I have been reading William S. Burroughs’ The Adding Machine, and finding, to my delight, small bursts of creativity flowing from his words. I picked up a journal this evening to pair with the book, to record and expand my thoughts on what I’m reading (instead of scribbling on the back of whatever receipt is handy).
In one of his essays, Burroughs talks about words being viruses, and how Korzybski’s book argues that words without referents are words that should be dropped from the language. It stuck with me, since I’ve been thinking a lot about semiotics lately, and how much of Locke’s Essay deals in a sign theory that seems closely mappable to Lacan’s. I sort of wondered how my empiricism prof would take me tossing Korzybski into the discussion next week (before dismissing it outright since that would drag the conversation even more off track than we normally get), idly debated looking to see if the store had the book Burroughs referred to, and moved along.

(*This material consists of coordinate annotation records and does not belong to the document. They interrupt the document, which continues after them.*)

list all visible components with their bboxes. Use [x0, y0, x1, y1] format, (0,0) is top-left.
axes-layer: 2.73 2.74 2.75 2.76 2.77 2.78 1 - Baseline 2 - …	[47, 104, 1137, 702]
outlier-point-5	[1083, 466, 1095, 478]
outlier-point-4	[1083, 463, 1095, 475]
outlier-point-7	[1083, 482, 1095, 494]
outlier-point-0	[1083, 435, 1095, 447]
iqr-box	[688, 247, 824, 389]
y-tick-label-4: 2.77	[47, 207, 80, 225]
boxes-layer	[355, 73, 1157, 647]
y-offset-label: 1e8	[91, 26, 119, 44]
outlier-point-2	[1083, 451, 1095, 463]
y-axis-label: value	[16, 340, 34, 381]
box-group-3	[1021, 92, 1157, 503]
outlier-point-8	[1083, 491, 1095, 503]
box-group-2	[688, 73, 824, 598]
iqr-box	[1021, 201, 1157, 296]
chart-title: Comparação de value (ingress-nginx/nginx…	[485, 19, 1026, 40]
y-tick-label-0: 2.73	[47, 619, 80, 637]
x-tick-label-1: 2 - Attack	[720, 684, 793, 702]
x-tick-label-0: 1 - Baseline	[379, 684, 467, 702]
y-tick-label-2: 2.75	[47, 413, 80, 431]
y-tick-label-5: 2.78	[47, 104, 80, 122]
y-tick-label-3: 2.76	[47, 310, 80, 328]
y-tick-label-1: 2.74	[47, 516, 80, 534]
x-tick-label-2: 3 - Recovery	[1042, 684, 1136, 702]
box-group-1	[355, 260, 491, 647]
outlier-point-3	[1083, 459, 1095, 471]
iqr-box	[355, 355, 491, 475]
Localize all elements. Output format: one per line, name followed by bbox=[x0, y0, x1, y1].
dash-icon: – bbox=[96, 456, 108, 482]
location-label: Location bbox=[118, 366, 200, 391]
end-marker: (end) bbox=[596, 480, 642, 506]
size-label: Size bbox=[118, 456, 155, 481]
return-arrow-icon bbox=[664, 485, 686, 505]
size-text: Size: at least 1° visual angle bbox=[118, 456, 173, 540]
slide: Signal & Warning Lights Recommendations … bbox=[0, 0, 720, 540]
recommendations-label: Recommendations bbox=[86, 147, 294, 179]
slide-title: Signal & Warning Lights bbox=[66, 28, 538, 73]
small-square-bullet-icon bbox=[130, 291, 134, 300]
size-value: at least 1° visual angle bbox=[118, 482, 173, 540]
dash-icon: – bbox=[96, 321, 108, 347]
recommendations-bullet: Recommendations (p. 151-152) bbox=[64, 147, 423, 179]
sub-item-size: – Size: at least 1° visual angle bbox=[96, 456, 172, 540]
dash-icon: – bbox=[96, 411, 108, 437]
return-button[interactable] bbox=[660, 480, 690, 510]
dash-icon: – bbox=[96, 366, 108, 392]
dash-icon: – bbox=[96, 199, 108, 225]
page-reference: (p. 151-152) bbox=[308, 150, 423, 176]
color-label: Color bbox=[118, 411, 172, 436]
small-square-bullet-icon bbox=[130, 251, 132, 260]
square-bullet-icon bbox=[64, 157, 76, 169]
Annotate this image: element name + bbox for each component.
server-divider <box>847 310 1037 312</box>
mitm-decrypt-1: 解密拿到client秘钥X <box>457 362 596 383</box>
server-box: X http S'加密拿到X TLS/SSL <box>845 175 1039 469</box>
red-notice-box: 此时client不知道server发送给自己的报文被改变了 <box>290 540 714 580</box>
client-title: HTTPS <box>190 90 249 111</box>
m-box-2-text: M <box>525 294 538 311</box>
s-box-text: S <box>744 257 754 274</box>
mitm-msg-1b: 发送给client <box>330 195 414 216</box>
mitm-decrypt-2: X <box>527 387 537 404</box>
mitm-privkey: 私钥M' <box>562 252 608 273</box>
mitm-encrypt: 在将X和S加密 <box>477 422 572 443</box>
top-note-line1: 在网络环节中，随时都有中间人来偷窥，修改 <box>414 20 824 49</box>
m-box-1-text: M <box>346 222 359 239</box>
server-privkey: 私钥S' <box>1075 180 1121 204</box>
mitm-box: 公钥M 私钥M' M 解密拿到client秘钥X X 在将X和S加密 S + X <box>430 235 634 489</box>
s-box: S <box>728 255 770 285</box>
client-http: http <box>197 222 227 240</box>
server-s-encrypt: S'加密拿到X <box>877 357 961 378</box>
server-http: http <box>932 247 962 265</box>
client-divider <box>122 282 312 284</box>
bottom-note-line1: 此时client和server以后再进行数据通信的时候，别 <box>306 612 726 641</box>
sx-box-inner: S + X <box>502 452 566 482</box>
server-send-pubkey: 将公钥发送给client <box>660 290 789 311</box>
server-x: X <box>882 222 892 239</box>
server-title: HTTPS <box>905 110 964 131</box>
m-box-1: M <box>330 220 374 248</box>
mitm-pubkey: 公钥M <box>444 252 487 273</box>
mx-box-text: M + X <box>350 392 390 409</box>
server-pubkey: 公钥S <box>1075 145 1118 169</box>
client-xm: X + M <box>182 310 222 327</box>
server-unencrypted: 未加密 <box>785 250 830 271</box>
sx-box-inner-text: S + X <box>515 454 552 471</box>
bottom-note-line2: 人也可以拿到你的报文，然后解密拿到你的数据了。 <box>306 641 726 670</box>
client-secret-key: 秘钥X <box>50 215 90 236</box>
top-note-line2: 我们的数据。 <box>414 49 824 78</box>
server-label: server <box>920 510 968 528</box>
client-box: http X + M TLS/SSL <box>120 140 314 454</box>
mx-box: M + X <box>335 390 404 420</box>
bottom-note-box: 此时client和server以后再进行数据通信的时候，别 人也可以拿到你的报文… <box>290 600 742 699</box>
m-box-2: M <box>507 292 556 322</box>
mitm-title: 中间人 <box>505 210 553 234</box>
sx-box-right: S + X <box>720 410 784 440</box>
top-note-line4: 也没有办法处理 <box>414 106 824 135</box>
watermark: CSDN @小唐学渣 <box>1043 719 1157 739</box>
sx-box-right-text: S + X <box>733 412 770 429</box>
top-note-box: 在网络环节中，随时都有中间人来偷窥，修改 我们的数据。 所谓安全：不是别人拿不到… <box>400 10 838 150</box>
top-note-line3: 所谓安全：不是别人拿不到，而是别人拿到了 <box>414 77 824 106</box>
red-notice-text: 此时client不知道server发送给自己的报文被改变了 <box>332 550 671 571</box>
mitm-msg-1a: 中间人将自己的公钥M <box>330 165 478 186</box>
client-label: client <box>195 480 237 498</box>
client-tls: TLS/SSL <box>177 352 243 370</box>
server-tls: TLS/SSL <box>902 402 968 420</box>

I had decided I wanted to inscribe Stephen Greenblatt’s comment about wonder in the beginning of my new journal, and rather than just walk into the other room and pull Marvelous Possessions off the bookshelf, I decided to see if I had the quote in my blog. A quick search on Greenblatt pulled up not the quote on wonder, but a discussion of Douglas Engelbart and Korzybski. How very strange and serendipitous the world can be.